This review will delve into the inherent connections and distinctions of CO2-directed conversion in ECO2RR and CO2 batteries, in terms of product types, catalyst selection, catalytic mechanisms, and electrochemical performances, while proposing a benchmarking framework for the evaluation of CO2 batteries and innovative CO2 battery configurations for practical applications.
ABSTRACT
Renewable electricity storage coupled with CO2 conversion (power-to-X) has emerged as a fantastic means for reconciling energy demand and CO2 mitigation issues. To successfully implement such approaches, directional CO2 conversion is a crucial prerequisite, making it a pivotal research area.
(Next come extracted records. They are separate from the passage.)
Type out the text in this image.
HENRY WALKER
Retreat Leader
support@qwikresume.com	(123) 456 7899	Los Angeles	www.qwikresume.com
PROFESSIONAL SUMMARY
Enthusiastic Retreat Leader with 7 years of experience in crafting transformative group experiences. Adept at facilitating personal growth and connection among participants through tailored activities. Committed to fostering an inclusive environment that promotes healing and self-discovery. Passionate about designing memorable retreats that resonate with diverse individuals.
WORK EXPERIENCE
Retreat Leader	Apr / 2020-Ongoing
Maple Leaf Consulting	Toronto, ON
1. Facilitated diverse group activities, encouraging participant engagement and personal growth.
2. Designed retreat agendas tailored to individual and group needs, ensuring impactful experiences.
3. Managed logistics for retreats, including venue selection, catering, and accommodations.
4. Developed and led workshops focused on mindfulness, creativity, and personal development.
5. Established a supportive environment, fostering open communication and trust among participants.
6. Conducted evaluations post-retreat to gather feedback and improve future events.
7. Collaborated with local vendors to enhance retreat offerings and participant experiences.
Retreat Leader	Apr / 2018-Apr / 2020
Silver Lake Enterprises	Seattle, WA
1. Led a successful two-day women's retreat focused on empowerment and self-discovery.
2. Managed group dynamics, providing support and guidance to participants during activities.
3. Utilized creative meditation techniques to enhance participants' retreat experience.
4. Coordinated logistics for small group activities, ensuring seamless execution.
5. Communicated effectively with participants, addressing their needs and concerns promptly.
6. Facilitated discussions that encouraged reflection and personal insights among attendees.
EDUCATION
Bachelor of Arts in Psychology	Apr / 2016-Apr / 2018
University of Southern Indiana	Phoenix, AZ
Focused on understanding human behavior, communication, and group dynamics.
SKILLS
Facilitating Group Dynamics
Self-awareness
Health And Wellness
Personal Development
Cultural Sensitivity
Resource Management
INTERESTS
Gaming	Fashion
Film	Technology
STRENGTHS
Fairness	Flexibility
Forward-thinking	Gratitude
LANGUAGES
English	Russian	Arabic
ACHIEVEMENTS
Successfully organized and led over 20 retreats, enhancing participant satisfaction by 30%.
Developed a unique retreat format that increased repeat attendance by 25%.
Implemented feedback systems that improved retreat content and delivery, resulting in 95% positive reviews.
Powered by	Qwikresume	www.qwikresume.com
Thereinto, direct electrolysis of CO2 (power-to-chemicals), while far from being commercially successful, has achieved substantial progress in selectivity and conversion rate for certain chemicals. Metal–CO2 (M-CO2) batteries can integrate several energy conversion pathways (power-to-metal paired with metal-to-power and/or metal-to-chemicals); however, their progress remains limited, particularly for directional generation of valuable chemicals. Meanwhile, the lack of understanding and benchmarking across materials and performances hinders rational evaluation and technology advancement of M-CO2 batteries. Herein, we explore the critical elements required to achieve directional CO2 conversion in M-CO2 battery by comparing with direct electrocatalytic CO2 reduction technology, building from fundamental chemistry concepts and issues, basis of materials design and product selectivity, to device-level considerations that facilitate high practical energy and power density, as well as long-duration conversion and storage. The emphasis lies on how to rationally design a precise catalyst and configuration for M-CO2 batteries, with the expectation that forward-looking insights will inspire top-notch investigations and engage various sectors of society.